She always took more than the recommended dose of estazolam sleeping pills, enough to knock out a horse, or at least a pony, but she had never suffered side-effects and had taken two pills every night for the past two years since her doctor had recommended them for her, failing to mention their slightly addictive quality, which she denied, telling herself she wanted to take them, and could stop anytime she liked.

 

When she downed them with a cup of horlicks, out she would go, sometimes literally before her head would hit the pillow, her sleep being so deep fireworks could explode outside her house and she would barely twitch an eyelash.

 

She swallowed her pills and drank the water and felt drowsy as she switched off the lamp and lay on the bed.

 

As the grip of sleep circled her conciousness and took her to the land of dreams, outside her bedroom, above the top of the stairs, the loft entrance moved slightly, and then moved altogether. A rope descended, followed by feet, and gradually a man climbed down into her house.

 

He had done it many times before, because in the loft, was where he lived.


Barbara Mullens who was in the room, currently dreaming about blue frogs, was the only occupant of the large house, a house which was in the middle of three terraced housing on the outskirts of a town, within walking distance of a supermarket, but far enough away to have one toe in the countryside.

 

He stretched and made his way across to her bedroom, opening the door and standing before her sleeping form, just watching her. He knew she wouldn't wake.

 

She had never seen him. Never known about him. Yet he had been doing this several times a week for three years.

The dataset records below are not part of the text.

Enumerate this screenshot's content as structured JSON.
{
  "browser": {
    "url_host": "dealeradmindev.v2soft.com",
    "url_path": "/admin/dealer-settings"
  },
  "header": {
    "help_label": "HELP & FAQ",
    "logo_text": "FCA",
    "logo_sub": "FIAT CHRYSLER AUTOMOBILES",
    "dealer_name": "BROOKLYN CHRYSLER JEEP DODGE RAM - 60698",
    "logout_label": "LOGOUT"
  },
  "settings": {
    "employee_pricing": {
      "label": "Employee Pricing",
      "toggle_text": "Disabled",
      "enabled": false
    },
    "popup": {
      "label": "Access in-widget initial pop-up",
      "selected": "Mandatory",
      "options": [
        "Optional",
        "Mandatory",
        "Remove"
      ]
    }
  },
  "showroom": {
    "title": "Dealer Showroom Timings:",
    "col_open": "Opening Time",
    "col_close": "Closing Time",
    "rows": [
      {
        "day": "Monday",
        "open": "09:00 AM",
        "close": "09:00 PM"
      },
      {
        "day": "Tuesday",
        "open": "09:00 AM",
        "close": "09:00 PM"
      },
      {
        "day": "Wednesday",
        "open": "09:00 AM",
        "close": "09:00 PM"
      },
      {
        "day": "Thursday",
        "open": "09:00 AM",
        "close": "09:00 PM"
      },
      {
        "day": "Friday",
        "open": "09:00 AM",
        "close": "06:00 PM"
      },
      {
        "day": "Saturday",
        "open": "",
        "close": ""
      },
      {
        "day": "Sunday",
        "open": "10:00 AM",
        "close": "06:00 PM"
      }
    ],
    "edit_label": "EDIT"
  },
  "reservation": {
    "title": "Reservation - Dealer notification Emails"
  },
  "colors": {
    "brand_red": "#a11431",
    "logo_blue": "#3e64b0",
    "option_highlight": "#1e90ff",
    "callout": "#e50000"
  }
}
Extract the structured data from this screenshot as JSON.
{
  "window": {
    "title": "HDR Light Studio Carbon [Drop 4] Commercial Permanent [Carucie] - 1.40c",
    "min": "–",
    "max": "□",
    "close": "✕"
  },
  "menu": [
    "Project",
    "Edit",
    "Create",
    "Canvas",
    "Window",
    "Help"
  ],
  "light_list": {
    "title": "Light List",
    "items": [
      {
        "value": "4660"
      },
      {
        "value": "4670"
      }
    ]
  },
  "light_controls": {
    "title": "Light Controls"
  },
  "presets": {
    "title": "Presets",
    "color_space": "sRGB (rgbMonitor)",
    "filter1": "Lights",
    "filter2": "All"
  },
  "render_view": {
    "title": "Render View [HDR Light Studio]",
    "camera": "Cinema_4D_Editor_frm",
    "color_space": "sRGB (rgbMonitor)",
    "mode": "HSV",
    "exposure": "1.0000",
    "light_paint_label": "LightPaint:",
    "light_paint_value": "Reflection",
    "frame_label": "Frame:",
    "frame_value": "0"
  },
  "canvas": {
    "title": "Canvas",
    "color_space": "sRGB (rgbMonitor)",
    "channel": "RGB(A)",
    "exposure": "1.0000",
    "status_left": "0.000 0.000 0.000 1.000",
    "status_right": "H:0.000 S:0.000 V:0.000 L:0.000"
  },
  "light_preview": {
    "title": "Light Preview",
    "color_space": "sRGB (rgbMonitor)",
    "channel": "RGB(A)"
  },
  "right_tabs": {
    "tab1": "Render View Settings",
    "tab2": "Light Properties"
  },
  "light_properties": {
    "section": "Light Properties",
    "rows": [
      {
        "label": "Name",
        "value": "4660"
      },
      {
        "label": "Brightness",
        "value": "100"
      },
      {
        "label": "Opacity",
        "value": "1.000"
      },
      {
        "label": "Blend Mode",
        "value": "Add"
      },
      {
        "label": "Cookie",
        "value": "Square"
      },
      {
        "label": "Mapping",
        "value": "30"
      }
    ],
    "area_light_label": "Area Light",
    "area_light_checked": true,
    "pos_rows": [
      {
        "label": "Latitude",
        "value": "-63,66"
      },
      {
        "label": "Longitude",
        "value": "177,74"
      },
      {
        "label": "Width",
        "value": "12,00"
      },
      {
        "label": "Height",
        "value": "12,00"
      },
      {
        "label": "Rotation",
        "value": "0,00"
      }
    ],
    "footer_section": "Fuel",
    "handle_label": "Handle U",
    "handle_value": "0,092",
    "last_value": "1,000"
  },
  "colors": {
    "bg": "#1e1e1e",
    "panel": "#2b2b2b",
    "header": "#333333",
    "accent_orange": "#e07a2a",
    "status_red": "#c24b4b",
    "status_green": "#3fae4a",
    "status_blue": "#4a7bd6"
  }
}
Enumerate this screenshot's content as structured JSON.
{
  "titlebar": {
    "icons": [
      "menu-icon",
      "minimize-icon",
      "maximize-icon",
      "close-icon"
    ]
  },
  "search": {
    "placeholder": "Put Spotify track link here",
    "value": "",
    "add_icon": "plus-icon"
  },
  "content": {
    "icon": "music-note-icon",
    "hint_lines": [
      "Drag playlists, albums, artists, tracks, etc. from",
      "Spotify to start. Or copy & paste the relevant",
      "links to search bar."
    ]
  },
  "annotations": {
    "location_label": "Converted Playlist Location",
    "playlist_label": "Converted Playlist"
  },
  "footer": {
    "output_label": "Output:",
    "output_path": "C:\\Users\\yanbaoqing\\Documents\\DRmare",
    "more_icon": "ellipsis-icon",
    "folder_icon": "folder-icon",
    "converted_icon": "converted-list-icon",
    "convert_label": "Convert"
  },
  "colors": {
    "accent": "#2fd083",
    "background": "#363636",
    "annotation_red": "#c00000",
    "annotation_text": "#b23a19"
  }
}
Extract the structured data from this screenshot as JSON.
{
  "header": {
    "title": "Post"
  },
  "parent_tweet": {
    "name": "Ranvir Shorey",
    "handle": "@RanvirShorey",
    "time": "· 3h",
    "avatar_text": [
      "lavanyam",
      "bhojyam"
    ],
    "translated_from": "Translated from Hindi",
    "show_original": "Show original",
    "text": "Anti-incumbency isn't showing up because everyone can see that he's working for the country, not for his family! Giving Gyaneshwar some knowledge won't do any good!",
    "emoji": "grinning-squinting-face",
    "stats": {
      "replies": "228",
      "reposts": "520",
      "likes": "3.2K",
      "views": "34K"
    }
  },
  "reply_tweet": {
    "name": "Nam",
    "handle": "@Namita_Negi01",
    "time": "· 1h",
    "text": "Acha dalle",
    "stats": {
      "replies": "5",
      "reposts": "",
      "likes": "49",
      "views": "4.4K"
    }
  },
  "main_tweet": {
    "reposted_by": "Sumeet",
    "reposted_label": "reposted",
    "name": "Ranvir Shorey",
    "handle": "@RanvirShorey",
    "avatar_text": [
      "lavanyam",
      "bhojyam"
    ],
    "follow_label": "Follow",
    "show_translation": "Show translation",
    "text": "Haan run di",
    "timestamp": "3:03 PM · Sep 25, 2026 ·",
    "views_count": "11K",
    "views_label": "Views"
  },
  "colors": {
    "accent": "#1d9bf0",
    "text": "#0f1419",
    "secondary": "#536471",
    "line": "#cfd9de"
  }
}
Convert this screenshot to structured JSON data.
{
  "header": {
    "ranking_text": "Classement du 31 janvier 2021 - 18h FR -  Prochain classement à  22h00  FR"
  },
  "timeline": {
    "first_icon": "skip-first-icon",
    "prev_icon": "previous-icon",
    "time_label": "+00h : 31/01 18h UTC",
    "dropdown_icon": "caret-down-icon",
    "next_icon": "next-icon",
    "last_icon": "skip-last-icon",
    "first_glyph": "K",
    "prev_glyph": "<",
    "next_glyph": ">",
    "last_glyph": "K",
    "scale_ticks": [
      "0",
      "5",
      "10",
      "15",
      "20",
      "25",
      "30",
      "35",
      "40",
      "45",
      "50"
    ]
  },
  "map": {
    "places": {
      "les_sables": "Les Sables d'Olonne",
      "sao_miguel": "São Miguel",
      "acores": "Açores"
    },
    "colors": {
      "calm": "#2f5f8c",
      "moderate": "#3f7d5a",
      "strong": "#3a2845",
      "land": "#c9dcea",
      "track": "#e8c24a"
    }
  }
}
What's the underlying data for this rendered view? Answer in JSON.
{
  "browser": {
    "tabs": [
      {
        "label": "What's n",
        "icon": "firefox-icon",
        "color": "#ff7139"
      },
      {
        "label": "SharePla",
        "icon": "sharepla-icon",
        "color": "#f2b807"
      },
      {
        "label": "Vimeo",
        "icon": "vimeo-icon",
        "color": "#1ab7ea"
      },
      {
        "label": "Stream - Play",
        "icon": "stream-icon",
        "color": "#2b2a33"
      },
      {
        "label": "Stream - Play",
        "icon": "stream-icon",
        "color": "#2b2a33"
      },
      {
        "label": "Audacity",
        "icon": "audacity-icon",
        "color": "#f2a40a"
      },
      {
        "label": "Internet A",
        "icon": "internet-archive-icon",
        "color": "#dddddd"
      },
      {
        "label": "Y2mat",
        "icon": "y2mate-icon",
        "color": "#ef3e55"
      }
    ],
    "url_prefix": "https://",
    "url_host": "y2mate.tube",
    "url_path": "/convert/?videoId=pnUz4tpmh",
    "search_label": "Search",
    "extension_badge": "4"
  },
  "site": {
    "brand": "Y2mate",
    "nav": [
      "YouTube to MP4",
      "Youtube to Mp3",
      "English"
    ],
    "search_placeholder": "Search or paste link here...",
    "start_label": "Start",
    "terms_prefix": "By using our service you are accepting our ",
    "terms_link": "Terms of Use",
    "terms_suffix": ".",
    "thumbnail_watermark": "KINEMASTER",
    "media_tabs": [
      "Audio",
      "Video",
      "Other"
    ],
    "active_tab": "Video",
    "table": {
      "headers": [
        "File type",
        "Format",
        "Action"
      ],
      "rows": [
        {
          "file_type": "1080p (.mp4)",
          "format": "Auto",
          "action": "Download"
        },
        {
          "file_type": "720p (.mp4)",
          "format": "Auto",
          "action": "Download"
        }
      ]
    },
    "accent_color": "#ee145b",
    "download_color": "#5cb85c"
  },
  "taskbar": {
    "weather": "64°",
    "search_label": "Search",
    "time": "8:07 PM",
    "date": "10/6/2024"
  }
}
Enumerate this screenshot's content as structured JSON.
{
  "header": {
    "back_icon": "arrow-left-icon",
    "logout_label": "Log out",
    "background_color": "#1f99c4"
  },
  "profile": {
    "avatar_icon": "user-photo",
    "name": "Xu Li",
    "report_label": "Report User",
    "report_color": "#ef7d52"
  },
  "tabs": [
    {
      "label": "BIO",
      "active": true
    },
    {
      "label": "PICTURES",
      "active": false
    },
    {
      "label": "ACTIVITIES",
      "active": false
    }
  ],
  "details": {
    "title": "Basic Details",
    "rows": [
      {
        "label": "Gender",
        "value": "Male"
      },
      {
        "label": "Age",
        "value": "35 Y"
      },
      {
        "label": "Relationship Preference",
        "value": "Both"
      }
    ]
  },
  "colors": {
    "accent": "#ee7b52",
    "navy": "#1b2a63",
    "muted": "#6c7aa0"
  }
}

There was a street lamp further along the road, and the fringes of its light seeped into the room, and once his eyes had adjusted she was not in total darkness.

His name was Dale Chandler, 59 years old, only wore a bathrobe and slippers, and he lived in the three lofts, because in the walls separating them, holes had been made in the brickwork, so when he knew the occupants were out, he would come down and help himself to food and television.

 

The house to the left of Barbara's held a youngish couple, possibly in their thirties, and to the right a man in his sixties who was hardly ever there because he spent most of his time down the local pubs.

 

When he first came to the houses he had been searching for a place to stay, and had found one empty. He had stayed in the house as a squatter, but when estate agents started coming around, he retreated into the loft, and created the holes between the houses, one covered by a large sheet of plywood, the other by a decrepid chest of drawers. To this day he never knew how they had got up there as the loft entrance looked too small.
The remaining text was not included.